BFMTV

Xavier Bertrand renonce à briguer la présidence de LR

Xavier Bertrand soutiendra Valérie Pécresse pour la présidence des Républicains, contre Laurent Wauquiez, dont il dénonce la "course au FN".

Il était l'un des favoris, mais Xavier Bertrand l’assure: "Je ne serai pas candidat à l‘élection" à la présidence de LR, qui aura lieu en novembre. La président de la région Hauts-de-France explique dans le JDD avoir "décidé de faire de ma région ma priorité".

Pour autant, Xavier Bertrand ne se prive pas d'exprimer un avis sans ambages sur sa formation politique: 

"Il n’y a plus grand chose en commun entre nous. Nous continuons à vivre ensemble, mais ça fait bien longtemps qu’on ne s’aime plus. Et on n'a peut-être plus grand-chose à faire ensemble."

"Radicalisation" du discours

L'ancien ministre du Travail de Nicolas Sarkozy déplore que Les Républicains se soient engagés selon lui dans une course aux voix du Front national, se coupant de son électorat traditionnel: "Les agriculteurs, les commerçants, les artisans… Sans parler des ouvriers, ou des chercheurs. (...) Depuis le débat sur l’identité et le discours de Grenoble, faute de résultats, et faute d’avoir fait les réformes complètement, nous n’avons eu de cesse de chercher à tout prix à regagner les électeurs partis au Front national… en courant après le FN. […] On a assisté à une radicalisation du discours." 

"En 2012 comme en 2017, ce n’était pas la droite ‘décomplexée’ mais radicalisée", tranche Xavier Bertrand. 

Le président de région plaide pour une droite populaire, héritée du RPR: "Cela fait des années qu’on explique que le débat prioritaire c’est la France identitaire. Et si on apportait des réponses à la France inégalitaire ? Avec les fractures sociales, territoriales. Nous ne nous posons plus ces questions parce qu’on est focalisé sur le FN, c’est devenu la boussole de beaucoup de dirigeants. Alors nous avons oublié d’être nous-mêmes, et au bout d’un moment, tout s’écroule".
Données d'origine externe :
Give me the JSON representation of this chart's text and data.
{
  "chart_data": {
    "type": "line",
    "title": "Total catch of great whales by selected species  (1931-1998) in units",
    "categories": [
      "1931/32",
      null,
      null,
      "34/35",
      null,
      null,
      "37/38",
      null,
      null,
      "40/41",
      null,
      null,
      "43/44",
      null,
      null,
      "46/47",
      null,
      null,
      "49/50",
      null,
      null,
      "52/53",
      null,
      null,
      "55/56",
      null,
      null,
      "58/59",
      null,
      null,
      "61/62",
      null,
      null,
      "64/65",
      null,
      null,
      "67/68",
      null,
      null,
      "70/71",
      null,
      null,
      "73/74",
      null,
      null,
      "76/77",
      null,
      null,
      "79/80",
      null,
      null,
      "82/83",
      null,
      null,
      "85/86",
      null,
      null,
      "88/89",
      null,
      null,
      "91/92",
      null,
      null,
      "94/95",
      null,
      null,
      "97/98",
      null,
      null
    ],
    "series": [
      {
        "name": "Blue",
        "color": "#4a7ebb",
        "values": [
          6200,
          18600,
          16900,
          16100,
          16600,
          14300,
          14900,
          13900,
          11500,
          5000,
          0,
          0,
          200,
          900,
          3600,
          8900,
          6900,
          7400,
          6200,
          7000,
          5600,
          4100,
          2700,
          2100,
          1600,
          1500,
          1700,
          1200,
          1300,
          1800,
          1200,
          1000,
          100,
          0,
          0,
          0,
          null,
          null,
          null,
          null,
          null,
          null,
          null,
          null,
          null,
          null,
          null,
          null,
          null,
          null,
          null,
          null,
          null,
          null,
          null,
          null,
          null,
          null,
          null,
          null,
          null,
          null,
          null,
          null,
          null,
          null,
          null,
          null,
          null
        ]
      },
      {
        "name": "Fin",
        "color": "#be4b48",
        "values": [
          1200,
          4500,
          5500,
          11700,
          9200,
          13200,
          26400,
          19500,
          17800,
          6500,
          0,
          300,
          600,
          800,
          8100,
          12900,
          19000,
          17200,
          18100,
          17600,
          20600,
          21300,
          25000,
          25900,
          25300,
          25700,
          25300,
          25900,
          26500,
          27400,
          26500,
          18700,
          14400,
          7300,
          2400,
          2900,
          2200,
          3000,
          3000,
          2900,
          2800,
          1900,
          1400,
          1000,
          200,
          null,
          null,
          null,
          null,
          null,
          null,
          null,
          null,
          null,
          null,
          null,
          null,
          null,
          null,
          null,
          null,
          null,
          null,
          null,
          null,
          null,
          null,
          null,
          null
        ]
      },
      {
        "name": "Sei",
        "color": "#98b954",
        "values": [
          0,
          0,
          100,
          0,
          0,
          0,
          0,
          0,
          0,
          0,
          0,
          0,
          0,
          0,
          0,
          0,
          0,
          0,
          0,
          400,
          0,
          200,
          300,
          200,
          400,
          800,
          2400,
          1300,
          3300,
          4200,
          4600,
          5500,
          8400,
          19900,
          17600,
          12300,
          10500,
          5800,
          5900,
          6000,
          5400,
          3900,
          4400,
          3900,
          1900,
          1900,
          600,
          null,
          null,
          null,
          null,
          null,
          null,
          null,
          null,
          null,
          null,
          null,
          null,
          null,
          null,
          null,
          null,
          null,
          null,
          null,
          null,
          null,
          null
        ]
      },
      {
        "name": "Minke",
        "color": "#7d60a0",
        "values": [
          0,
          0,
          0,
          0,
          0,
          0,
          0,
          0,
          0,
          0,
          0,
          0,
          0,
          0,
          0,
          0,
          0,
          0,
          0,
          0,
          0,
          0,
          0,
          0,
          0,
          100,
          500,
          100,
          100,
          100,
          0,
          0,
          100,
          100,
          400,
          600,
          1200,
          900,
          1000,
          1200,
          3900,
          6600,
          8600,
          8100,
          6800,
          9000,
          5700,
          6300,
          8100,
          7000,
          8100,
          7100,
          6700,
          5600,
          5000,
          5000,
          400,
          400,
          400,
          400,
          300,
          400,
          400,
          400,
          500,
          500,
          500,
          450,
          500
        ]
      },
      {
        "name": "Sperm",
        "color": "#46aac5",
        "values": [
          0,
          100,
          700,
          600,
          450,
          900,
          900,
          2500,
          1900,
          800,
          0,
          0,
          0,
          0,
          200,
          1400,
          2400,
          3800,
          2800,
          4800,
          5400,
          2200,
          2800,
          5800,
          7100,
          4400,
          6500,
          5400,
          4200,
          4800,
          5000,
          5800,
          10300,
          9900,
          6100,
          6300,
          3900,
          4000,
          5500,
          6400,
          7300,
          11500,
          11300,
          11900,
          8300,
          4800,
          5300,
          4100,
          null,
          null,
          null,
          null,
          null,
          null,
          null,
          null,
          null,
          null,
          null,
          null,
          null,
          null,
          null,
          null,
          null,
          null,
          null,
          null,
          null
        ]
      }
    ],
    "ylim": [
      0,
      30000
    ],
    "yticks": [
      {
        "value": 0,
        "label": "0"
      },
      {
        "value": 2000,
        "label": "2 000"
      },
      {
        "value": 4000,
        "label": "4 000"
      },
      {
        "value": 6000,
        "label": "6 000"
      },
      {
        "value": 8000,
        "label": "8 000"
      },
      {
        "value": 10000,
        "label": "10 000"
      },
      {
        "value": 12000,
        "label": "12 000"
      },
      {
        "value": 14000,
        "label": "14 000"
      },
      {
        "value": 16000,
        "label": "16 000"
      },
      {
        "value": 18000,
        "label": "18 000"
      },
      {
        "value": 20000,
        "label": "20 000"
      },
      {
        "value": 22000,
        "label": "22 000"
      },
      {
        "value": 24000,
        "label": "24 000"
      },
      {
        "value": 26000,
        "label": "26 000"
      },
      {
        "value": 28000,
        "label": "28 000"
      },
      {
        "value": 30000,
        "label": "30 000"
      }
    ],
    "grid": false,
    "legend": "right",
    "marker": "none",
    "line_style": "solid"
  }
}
Avec Pécresse, contre Wauquiez

Xavier Bertrand désigne Laurent Wauquiez, qui ne cache pas son ambition de prendre la tête du parti, comme son adversaire idéologique au sein des Républicains. "Il court après l’extrême droite. Il le dit lui-même et même Marion Maréchal Le Pen se dit prête à travailler avec lui ! Mais il n’y a pas que ça : il est le candidat de Sens commun. J’ai du respect pour chacun, mais la laïcité dans les partis politiques aussi, ça ferait du bien", tacle le président de région.

Face à lui, Xavier Bertrand ne fait pas mystère de son choix: "Valérie Pécresse serait une très bonne candidate", déclare-t-il. "Je suis prêt à lui apporter mon soutien."

Crise Idéologique

Pour autant, la crise politique chez Les Républicains ne se résoudra pas d'après lui par un simple changement de cadres. Selon lui, la présidentielle aurait été "très difficile" même sans "le Penelope Gate". L'ancien maire de Saint-Quentin tire la sonnette d'alarme: "Aujourd’hui on nous dit : ‘On a failli revenir à 65 députés, on est quasiment le double, on a sauvé les meubles’. Soyons sérieux ! Nous avons perdu en cinq ans deux élections présidentielles et cette fois, sans être au second tour !"

"Et demain, on rebondirait naturellement grâce à l’élection du président des Républicains ? Soyons sérieux, le mal est beaucoup plus profond."

"Si la droite et le centre ne parlent pas à la France des oubliés, dans quelques années l’alternative à Macron, ce sera le FN ou FI", prévient Xavier Bertrand.